Kafka -> Kafka¶

This guide is a copy/paste-ready starting point for loading data from Kafka into Kafka with dpone.

When to use this path¶

Use this path when Kafka is the system of record or ingestion boundary and Kafka is the landing, warehouse, event-log, or downstream replication target.

Copy/paste manifest¶

# yaml-language-server: $schema=../../src/dpone/schema/etl-batch-manifest.schema.json
kind: dpone.batch.v1

defaults:
  name: kafka_to_kafka_example
  source:
    type: kafka
    connection_id: kafka_source
    topic: orders.events
    options:
      group_id: dpone.orders.batch
      read_mode: max_records
      max_records: 50000
      offset_storage: dpone
      start_from: stored
      message_format: json
  sink:
    type: kafka
    connection_id: kafka_target
    topic: dwh.orders
    strategy:
      mode: incremental_append
    options:
      message_format: json
      envelope: dpone
      key:
        mode: hash_row
      delivery:
        mode: at_least_once

quality:
  gates:
    - id: source_target_rows
      type: row_count_reconciliation
      severity: error
      tolerance:
        mode: pct
        value: 0.1

schemas:
  kafka:
    tables:
      - orders_events

Run it locally:

dpone plan examples/source-sink/kafka-to-kafka.yaml --format md
dpone run examples/source-sink/kafka-to-kafka.yaml

The checked source file is examples/source-sink/kafka-to-kafka.yaml; CI compares its parsed YAML with this block. The example uses a finite max_records boundary; do not schedule an unbounded batch consume.

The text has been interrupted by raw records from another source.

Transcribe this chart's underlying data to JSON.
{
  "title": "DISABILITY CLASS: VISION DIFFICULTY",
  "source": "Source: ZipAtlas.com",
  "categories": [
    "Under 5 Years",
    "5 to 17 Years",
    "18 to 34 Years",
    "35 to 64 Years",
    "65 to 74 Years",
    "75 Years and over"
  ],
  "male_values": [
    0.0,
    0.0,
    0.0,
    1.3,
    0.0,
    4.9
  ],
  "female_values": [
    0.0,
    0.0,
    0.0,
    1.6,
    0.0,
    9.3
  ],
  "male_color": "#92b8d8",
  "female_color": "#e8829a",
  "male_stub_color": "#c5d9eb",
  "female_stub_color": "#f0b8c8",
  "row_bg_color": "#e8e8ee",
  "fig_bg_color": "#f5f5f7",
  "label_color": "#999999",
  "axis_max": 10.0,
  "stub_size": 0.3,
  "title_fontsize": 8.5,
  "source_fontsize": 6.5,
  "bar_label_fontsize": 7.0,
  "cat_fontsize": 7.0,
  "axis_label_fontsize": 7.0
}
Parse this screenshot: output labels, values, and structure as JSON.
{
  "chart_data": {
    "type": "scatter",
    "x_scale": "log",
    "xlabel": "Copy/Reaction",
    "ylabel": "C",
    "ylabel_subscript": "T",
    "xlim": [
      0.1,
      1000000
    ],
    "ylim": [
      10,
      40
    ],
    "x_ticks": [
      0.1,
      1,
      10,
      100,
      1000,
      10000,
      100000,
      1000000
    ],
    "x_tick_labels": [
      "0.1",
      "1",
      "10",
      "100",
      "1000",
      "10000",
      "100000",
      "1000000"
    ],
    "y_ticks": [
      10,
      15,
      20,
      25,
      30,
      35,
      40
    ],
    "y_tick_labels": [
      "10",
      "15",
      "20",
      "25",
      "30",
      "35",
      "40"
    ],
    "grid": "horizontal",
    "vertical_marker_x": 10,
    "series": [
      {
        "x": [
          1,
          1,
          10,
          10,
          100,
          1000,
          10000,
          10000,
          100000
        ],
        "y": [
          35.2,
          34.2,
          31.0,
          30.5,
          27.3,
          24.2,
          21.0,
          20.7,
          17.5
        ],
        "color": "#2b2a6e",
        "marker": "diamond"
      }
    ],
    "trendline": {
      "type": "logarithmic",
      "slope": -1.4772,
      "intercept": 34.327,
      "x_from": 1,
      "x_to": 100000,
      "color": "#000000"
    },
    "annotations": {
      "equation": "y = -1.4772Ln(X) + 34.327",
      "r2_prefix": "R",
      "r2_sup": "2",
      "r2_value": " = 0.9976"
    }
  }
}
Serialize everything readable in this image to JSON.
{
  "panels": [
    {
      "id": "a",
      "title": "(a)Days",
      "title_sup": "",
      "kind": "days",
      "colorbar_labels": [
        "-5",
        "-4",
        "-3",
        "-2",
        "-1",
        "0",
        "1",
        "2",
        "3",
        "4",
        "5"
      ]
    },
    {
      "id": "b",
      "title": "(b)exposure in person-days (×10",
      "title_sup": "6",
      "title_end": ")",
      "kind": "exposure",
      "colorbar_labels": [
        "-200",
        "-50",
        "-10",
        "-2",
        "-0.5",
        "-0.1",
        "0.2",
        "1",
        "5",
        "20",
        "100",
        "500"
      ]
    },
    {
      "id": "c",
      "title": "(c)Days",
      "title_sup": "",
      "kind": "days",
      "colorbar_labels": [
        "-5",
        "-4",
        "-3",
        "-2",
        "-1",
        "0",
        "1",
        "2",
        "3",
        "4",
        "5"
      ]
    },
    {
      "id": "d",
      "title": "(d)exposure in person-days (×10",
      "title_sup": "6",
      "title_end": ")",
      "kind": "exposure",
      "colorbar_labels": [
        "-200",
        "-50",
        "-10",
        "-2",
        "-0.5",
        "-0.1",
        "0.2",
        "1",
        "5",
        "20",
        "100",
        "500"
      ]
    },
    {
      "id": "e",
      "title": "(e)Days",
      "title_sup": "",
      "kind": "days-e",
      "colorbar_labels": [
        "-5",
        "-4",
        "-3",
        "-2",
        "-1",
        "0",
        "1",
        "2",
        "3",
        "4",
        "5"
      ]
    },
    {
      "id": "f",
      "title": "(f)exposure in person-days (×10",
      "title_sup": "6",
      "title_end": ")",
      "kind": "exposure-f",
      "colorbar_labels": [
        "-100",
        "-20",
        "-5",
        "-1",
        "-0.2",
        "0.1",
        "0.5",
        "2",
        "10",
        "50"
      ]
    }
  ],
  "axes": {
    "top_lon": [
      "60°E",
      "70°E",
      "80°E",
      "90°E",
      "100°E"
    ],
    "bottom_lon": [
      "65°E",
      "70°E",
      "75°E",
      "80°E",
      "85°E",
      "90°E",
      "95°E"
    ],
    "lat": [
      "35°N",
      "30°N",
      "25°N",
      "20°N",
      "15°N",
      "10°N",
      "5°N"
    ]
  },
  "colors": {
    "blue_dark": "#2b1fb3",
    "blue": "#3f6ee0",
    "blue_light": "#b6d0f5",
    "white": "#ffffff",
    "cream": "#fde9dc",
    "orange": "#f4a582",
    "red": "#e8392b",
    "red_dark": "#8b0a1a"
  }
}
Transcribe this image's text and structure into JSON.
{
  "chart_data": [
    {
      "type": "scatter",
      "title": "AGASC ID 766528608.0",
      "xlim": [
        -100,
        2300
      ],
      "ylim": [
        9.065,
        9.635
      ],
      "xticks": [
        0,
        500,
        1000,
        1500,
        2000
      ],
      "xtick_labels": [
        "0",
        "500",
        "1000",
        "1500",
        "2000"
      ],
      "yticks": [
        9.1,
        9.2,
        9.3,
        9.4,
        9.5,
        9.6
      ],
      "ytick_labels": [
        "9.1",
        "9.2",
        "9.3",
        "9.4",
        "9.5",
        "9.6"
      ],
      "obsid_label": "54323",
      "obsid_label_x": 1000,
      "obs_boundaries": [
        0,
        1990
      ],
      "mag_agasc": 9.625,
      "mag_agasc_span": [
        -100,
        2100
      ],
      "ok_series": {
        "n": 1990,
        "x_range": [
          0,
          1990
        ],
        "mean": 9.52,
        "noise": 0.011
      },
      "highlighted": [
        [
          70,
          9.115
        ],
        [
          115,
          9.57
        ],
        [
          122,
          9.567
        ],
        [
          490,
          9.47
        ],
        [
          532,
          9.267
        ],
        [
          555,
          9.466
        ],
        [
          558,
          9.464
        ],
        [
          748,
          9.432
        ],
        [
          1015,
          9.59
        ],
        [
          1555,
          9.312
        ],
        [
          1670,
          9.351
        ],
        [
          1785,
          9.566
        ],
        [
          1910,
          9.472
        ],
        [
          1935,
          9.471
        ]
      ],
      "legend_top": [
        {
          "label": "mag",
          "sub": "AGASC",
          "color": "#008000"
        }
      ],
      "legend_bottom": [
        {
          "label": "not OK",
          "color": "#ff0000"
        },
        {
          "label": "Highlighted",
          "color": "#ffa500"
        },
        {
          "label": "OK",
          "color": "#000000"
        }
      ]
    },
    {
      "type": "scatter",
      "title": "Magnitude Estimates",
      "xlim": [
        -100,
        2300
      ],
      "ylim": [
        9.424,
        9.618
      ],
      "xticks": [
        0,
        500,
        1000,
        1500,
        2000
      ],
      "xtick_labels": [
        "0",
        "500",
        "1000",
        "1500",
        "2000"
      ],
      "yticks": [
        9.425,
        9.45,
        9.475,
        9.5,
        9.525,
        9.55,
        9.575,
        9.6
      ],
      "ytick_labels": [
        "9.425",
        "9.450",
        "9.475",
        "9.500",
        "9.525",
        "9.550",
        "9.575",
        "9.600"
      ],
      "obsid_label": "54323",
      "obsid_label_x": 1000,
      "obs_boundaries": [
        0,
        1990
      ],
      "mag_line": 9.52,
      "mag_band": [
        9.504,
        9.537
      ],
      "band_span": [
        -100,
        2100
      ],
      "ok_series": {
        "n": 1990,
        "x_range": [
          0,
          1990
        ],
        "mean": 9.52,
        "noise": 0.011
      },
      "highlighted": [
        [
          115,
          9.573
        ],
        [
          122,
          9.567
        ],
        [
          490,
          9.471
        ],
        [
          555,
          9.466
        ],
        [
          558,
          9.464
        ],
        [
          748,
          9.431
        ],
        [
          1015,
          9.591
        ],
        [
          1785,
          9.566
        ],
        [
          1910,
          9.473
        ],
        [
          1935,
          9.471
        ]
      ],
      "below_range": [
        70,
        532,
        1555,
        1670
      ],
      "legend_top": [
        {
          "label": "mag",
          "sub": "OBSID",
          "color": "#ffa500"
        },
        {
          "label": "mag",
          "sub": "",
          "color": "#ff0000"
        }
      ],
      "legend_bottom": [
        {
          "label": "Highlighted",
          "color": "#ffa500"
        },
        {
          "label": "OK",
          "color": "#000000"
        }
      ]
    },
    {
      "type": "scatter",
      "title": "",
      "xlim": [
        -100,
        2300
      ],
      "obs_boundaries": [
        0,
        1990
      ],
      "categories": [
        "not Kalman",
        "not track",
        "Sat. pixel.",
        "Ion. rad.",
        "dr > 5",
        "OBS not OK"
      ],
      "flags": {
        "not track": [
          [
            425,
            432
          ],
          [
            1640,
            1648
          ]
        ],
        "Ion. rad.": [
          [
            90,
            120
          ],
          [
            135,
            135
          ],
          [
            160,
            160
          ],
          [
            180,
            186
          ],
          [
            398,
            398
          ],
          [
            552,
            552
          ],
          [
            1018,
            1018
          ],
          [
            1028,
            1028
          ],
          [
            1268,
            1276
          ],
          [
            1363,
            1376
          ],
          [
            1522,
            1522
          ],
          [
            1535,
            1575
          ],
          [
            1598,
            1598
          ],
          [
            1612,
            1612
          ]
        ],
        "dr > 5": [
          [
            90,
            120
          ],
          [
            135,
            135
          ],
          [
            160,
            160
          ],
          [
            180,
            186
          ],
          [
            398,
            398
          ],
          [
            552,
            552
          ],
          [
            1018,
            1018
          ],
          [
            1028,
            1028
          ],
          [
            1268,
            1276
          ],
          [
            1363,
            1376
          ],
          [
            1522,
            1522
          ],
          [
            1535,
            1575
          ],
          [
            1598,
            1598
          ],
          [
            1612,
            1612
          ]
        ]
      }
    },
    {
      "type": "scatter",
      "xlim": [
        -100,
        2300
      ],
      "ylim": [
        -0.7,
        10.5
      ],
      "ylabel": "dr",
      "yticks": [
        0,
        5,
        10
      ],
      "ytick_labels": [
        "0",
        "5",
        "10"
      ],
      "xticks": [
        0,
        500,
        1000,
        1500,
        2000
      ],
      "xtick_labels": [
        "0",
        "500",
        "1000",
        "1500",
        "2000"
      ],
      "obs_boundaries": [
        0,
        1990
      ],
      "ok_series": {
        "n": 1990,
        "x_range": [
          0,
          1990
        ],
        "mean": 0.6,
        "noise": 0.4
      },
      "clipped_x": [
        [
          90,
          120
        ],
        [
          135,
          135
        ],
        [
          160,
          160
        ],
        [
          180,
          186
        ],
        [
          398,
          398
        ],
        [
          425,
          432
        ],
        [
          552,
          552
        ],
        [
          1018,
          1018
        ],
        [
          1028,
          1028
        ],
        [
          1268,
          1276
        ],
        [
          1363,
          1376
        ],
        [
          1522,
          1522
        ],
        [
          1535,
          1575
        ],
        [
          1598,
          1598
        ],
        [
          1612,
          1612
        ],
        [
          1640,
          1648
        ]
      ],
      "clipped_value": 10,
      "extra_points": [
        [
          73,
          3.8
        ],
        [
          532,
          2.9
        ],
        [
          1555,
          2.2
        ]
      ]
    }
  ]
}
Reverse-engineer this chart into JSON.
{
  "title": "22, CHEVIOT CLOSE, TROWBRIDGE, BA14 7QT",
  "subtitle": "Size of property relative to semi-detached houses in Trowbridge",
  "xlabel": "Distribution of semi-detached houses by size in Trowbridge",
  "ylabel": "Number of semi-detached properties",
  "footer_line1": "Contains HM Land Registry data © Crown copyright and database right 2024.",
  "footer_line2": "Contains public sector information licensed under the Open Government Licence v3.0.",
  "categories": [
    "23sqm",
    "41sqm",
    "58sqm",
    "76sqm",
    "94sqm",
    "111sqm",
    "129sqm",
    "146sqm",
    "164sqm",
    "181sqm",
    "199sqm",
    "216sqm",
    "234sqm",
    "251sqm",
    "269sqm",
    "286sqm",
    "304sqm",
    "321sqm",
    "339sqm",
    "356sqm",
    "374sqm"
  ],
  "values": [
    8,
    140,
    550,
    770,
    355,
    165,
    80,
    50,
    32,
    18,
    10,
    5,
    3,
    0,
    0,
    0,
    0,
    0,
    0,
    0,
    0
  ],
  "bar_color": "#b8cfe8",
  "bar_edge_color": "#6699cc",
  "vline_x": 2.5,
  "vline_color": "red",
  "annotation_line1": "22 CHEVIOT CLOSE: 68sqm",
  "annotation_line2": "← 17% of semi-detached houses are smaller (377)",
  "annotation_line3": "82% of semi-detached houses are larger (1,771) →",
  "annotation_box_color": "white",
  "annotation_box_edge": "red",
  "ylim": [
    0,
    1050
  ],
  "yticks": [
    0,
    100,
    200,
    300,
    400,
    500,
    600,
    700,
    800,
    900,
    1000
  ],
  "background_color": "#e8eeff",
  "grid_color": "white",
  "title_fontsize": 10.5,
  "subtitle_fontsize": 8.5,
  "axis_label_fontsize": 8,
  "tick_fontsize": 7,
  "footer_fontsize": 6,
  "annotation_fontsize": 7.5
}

If you change the strategy to semantic full_refresh publication and empty output is invalid, row-count reconciliation is not enough: it can pass a 0 source / 0 target comparison. Add an explicit non-empty target gate:

quality:
  gates:
    - id: target_min_rows
      type: min_rows
      side: target
      threshold: 1
      severity: error

Supported load strategies¶

Kafka is append-only message publication. Strategy names describe event semantics; they do not mutate existing topic records or swap topic storage. These rows are runtime contracts, not exact-route certification.

Strategy	Status	Notes
`full_refresh`	Event publication	Publishes the bounded snapshot as new messages; existing messages remain.
`incremental_append`	Example	Publishes each bounded source row as a new message.
`incremental_merge`	Event publication	Publishes keyed upsert/delete events with `merge_policy: event_upsert`.
`replace`	Event publication	Publishes replacement-intent events; consumers decide how to materialize them.
`partition_replace`	Not supported	Kafka topics are append-only logs; use `incremental_merge` with `merge_policy: event_upsert`.
`snapshot_diff`	Event publication	Publishes keyed upsert/delete events derived from a complete source snapshot.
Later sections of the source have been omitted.